臼杵市大字深田。この地にはかつて真名野長者という大分限者が屋敷を構えていたという。長者の娘は般若姫といい当代切っての美女として知られていた。その噂は都にまで届き、時の天皇に輿入れすることになった。姫は都へ上るため、船で瀬戸内海を進んでいたところ、周防灘で嵐に遭い難破してしまう。
水難は一説には、真名野長者が開拓のために埋め立てた沼の主だった龍の祟りだったともいう。姫は現在の山口県柳井市のあたりに漂着するも、その地で亡くなってしまった。長者は姫を弔うため、山口に般若寺という寺を、大分には蓮城寺という寺を建立し、屋敷のあった深田には磨崖仏を建てたといわれている。
これが臼杵石仏のいわれである。
臼杵石仏は国宝指定されている日本を代表する磨崖仏だ。周囲は静かな田園風景が広がっている。
臼杵石仏の本体に参拝する前に、向かいにある満月寺にお参りすることにした。
法事かなにかやってるみたいで、境内は車で一杯。本堂も離れたところから写真をとるだけにしておく。
本堂は入母屋妻入りというめずらしい造りで、しかも奥方向に長い。
本堂の右側には玄関と庫裏。
庫裏の左側には石像五重塔と公民館がある。
公民館の先には妙見堂がある。
妙見堂はまだ新しい建物で、築数年といった感じ。
本堂の裏手に鐘堂がある。
不思議な配置だ。
鐘堂のさらに先に巨大な宝篋印塔がある。
庫裏の右側に龕があり、石仏が置かれている。
石仏は全部で3体。
こちらは、乗蓮といわれる像。
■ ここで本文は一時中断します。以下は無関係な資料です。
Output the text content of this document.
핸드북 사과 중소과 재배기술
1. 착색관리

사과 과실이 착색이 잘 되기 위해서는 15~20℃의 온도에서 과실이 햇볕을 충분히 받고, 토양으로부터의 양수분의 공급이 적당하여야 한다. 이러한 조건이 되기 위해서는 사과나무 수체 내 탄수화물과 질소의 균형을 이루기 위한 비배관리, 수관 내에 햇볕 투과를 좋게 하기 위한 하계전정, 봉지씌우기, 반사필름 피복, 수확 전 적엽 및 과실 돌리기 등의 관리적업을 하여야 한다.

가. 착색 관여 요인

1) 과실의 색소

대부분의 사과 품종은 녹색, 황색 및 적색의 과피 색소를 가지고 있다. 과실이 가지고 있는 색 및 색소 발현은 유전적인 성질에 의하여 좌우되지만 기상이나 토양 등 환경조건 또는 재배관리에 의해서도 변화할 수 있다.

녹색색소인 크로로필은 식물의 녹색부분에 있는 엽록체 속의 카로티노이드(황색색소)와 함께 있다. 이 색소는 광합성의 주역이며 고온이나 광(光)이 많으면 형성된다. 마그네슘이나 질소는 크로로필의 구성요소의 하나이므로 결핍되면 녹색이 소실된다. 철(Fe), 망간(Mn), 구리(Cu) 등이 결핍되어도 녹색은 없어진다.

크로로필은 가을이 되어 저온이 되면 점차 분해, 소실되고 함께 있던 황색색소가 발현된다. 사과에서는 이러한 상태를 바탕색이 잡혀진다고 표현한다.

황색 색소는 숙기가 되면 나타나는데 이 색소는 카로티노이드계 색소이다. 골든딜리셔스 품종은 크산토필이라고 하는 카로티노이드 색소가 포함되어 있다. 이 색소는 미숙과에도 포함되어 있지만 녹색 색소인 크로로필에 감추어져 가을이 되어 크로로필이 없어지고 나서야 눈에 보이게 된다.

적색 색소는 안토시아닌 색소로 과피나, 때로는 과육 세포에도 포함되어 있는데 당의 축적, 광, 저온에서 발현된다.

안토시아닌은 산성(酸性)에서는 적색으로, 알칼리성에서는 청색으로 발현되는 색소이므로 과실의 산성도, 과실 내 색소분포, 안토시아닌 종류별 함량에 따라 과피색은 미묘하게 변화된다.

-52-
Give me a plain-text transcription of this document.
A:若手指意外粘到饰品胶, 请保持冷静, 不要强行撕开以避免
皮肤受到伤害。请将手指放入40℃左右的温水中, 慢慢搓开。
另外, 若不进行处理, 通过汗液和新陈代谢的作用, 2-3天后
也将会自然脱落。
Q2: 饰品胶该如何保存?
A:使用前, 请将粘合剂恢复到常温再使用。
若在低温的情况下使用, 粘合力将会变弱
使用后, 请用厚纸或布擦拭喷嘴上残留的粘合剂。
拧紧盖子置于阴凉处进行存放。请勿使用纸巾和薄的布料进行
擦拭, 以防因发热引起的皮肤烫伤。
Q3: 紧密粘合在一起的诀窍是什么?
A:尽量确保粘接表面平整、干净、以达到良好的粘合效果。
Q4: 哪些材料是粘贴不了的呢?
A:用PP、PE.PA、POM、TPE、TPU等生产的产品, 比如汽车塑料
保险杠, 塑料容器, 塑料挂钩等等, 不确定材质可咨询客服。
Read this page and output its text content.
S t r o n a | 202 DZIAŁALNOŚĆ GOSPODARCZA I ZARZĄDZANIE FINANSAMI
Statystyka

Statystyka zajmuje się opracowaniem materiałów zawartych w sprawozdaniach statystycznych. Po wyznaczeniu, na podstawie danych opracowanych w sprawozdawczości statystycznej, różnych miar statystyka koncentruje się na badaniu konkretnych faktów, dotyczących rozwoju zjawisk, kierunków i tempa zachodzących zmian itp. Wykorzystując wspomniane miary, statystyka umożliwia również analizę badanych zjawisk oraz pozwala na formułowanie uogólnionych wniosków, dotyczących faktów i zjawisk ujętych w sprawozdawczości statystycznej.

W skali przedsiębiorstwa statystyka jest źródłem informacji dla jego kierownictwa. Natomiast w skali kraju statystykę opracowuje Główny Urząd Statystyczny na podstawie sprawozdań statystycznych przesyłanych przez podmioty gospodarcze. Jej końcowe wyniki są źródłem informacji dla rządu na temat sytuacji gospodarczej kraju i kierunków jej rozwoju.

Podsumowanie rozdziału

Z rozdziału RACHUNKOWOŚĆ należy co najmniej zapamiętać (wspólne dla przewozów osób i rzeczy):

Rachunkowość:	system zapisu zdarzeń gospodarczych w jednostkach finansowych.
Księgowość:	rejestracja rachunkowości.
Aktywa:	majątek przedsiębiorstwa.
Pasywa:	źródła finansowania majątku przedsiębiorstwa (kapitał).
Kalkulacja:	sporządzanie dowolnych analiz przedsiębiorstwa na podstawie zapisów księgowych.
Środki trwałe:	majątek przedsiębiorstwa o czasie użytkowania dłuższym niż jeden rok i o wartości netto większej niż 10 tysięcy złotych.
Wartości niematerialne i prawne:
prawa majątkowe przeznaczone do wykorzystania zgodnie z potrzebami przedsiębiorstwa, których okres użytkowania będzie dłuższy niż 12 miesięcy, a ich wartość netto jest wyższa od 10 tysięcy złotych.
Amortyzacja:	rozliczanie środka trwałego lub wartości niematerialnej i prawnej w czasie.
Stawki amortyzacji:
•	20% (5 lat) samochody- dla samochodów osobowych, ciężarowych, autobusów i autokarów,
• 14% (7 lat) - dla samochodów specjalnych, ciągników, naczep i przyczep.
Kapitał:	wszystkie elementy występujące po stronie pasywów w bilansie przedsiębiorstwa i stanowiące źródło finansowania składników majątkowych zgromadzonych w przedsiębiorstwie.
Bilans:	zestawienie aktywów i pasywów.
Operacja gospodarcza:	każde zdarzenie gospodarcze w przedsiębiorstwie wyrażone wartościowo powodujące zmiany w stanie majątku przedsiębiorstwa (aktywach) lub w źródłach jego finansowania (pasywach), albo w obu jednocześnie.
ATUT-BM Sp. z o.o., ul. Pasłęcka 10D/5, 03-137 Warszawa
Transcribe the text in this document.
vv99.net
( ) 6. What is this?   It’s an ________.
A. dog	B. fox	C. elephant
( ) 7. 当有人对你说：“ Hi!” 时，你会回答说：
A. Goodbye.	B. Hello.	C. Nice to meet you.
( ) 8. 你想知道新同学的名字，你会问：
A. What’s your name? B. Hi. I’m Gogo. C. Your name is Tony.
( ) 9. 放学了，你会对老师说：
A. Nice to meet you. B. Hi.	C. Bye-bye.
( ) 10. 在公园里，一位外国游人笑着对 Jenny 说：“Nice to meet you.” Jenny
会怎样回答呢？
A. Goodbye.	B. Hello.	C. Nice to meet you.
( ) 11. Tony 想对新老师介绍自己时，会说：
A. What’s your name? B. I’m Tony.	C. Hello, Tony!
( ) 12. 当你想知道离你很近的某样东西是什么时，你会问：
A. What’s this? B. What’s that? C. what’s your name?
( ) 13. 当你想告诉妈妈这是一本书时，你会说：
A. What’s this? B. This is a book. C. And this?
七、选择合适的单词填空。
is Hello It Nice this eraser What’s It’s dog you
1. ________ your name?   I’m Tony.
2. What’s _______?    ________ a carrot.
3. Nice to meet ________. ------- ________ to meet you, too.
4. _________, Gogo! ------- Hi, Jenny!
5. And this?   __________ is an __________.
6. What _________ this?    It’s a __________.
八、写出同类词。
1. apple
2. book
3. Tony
真名野長者が娘の供養のために中国から招いた僧。
こちらは、真名野長者夫婦。
この寺の石仏で見どころは、本堂前にある仁王像。
きょうは境内が駐車場になっているため、ちょっと写真が撮りづらい。
こちらは吽形像。
胸と右腕に穴があいている。右腕が欠損したのを補修しようとしたのか。
こちらは阿形像。
踊っているみたいなユニークな像だ。
造られた年代は鎌倉時代後期と考えられている。
臼杵石仏は平安末期~鎌倉初期と考えられているので、それよりは少し時代が下る。